Janesville began turning out Chevrolets in 1923. In the assembly plant’s heyday, it had about 7,100 workers and propped up thousands of jobs at other local companies that produced supplies that the plant required. As other communities across the Midwest slid into the Rust Belt, largely starting in the 1970s, the assembly plant went on and on, buoying Janesville’s economy as its unionized workers turned out well-made sedans, pickups, and SUVs.
Back during the Great Depression, the assembly plant shut down and reopened a year later. The Great Recession was harsher. General Motors made its decision to stop production in Janesville four months after the company posted the largest annual loss in its history and a year before GM filed for bankruptcy.
For a community of 63,500 with a proud industrial past and a can-do spirit, the first reaction to this blow was neither grief nor panic. It was denial. Ryan (climbing at the time through the House GOP ranks), local business leaders, and many autoworkers themselves believed that it was simply a matter of time until GM would bestow upon Janesville another vehicle model to manufacture.
They turned out to be wrong. Roughly 9,000 jobs vanished in 2008 and 2009 in Rock County, the swath of southern Wisconsin in which Janesville is the county seat. In a cascade, the plant’s closing drove away work at its suppliers, and the combination left fewer people with enough spending money to support the shops and other small businesses in town.
By last month, when Pence visited, more than eight years had elapsed since the assembly line stopped. Lately, the U.S. auto industry has had record sales. Even in Janesville, the unemployment rate has settled back from its stratospheric level of more than 13 percent to just under 5 percent. And yet, while factory jobs have been cropping up in some parts of the U.S., Janesville is not one of them. According to the Bureau of Labor Statistics, Rock County has nearly one-fourth fewer manufacturing jobs than it had just before the assembly plant shut down. Meanwhile, wages have sagged.

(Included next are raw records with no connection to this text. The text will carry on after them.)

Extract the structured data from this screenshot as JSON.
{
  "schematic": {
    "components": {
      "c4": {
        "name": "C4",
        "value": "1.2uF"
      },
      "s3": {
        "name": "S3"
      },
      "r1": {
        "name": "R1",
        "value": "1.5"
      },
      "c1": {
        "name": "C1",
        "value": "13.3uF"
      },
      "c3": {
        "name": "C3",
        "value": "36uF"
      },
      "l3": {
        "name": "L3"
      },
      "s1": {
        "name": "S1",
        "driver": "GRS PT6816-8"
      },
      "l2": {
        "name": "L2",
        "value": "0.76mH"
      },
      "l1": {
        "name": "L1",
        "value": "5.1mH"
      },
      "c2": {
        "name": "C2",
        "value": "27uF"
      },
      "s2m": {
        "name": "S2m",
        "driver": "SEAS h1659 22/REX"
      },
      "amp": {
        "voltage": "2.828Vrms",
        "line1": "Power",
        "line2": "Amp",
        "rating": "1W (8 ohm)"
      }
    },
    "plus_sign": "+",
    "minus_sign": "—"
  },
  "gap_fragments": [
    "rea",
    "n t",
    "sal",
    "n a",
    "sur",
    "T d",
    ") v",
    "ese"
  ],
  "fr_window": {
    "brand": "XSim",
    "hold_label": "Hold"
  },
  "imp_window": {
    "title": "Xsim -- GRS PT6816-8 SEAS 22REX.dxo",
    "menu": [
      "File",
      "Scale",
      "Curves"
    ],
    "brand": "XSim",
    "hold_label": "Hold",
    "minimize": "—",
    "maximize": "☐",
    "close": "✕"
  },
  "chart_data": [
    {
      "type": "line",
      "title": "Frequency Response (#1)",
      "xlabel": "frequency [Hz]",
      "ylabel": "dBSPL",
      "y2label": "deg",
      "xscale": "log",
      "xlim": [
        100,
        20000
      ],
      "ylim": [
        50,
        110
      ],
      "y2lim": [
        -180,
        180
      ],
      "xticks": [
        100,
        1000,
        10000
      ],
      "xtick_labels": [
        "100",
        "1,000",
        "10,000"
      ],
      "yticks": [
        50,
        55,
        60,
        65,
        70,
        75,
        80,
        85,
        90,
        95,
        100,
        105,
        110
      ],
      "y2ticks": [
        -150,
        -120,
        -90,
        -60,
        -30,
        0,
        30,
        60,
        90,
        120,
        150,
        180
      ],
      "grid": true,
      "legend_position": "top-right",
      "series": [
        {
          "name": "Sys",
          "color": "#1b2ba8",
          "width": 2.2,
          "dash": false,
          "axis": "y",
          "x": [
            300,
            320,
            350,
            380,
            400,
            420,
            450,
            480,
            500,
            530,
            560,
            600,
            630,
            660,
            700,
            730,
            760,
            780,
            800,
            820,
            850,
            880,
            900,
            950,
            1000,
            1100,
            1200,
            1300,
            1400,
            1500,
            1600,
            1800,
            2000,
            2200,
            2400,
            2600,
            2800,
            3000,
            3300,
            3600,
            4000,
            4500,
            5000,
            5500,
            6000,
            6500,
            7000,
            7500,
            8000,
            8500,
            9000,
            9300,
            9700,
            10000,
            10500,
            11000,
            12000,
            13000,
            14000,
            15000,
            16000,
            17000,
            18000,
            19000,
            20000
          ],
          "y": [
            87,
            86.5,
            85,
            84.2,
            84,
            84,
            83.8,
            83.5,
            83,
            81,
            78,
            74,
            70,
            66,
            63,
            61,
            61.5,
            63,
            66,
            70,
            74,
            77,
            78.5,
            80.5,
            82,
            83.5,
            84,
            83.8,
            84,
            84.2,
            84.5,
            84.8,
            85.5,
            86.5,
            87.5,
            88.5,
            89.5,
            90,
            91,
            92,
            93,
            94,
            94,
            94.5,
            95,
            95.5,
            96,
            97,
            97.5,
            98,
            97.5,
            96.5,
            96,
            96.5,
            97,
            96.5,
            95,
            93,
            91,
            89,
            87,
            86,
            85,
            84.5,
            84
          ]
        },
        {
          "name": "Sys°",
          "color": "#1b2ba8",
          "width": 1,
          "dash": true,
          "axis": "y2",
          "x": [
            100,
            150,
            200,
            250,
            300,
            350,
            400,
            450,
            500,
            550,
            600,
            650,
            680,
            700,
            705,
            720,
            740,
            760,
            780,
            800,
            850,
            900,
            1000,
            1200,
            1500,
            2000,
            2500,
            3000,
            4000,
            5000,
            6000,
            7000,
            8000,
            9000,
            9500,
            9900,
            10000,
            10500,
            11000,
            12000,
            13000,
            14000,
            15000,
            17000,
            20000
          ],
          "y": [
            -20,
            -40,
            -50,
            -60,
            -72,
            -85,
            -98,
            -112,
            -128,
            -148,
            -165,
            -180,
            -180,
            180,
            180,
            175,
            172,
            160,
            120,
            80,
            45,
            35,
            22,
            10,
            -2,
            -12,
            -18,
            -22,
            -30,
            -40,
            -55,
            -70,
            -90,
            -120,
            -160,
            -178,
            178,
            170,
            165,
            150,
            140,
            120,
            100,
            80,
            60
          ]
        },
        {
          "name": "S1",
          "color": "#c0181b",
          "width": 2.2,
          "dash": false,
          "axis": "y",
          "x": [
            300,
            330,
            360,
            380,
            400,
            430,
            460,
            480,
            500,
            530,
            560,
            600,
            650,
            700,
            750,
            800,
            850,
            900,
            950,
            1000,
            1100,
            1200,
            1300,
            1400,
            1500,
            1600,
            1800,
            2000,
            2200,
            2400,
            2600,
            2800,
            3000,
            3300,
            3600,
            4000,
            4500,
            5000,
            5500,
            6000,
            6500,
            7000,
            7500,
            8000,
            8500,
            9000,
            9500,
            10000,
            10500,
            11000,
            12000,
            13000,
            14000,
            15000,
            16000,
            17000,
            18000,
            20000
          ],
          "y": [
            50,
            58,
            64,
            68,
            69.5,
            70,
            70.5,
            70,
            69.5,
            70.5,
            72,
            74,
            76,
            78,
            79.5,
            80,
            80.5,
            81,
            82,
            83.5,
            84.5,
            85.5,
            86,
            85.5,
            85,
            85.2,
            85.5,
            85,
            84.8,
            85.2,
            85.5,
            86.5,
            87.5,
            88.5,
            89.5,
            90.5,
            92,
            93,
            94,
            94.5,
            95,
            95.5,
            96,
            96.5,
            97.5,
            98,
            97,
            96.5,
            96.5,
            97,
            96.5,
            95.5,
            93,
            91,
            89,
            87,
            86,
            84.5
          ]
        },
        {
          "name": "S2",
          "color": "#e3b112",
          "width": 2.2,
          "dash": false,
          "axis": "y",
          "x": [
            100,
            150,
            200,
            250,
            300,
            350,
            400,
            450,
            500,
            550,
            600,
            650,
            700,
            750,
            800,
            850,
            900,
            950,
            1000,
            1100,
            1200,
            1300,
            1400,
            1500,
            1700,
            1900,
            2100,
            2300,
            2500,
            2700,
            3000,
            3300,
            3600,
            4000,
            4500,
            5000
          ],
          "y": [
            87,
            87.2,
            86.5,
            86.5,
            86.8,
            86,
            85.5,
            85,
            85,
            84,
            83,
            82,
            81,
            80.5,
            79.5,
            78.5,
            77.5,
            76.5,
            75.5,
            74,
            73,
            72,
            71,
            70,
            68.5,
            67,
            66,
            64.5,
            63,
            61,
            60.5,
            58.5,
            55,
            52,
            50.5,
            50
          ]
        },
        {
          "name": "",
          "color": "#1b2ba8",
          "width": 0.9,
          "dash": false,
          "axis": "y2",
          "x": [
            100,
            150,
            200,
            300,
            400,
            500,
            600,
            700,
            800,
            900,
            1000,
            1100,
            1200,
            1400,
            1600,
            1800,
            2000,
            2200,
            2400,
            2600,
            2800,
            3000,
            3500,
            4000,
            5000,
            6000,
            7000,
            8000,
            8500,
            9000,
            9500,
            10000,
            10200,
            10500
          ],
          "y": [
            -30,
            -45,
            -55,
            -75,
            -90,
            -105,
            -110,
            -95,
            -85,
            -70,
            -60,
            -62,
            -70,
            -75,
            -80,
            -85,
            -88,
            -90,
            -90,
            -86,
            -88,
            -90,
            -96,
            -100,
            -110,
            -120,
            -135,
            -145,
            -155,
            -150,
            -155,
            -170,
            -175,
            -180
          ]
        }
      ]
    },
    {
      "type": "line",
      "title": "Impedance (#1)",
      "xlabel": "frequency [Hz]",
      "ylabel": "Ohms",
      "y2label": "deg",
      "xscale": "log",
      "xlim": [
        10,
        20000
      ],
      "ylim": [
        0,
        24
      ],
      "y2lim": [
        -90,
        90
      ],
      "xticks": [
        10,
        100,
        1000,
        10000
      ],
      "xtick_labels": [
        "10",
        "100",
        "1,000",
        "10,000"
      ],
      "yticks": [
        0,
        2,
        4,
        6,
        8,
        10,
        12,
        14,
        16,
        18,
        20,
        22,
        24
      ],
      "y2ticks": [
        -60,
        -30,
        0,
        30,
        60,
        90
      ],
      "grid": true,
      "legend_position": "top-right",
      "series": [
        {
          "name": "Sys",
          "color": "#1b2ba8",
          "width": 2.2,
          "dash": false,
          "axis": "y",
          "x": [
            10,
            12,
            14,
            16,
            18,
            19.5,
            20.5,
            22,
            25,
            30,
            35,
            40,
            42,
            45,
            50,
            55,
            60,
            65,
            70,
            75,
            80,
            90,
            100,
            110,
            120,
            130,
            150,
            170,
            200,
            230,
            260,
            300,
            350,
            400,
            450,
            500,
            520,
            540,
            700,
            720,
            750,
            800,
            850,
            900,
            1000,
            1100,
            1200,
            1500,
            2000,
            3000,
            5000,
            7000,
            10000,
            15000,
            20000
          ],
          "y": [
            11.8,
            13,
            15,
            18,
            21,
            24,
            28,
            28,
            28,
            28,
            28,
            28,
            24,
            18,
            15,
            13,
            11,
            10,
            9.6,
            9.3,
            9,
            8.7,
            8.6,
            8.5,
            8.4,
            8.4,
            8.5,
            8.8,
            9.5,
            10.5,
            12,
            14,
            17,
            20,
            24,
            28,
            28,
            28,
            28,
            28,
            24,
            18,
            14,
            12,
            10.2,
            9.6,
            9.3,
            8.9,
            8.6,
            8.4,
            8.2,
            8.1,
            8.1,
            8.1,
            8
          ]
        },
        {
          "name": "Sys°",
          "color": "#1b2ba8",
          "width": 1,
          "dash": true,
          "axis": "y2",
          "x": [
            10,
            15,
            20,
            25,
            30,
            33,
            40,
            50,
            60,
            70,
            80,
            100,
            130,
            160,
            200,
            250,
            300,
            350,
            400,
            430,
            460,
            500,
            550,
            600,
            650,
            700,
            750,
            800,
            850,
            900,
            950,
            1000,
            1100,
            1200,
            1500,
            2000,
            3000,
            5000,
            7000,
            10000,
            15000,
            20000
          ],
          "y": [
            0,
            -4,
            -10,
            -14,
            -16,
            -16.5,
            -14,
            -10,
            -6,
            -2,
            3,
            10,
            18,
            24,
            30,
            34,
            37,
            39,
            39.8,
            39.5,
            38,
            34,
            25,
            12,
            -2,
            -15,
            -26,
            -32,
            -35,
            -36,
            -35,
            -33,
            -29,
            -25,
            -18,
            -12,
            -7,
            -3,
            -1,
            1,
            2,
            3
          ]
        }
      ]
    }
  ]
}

So, the vice president’s ode to Janesville as an economic role model nicely echoed the language of Donald Trump, whose promise to make America great again helped catapult him into the White House. But Pence’s praise did not hint at how recent years have reordered residents’ lives in Ryan’s hometown, at the hard choices many families have made.
For one, Pence did not hint at the circumstances that led Matt Wopat to become a “GM gypsy,” as someone who moves from plant to plant is often called. Wopat’s father, Marv, worked at the assembly plant for 40 years until retiring a few weeks ahead of his son’s layoff. With a wife and three daughters, Wopat, who himself had been at the plant for 13 years, went back to school at Blackhawk Technical College to retrain in hope of working for the local cable company. But by the time the prospects of such jobs faded and his union layoff benefits were running out, he felt he had no choice but to do something he had vowed he would never do: join a brigade of Janesville GM’ers who retrieved $28 an hour by commuting to other assembly plants hundreds of miles away—in his case, in Fort Wayne, Indiana. Wopat begins the four-and-a-half-hour drive at 8 a.m. every Monday and drives back late into the night every Friday, unless there is Saturday overtime in Fort Wayne, in which case he drives back for one day at home.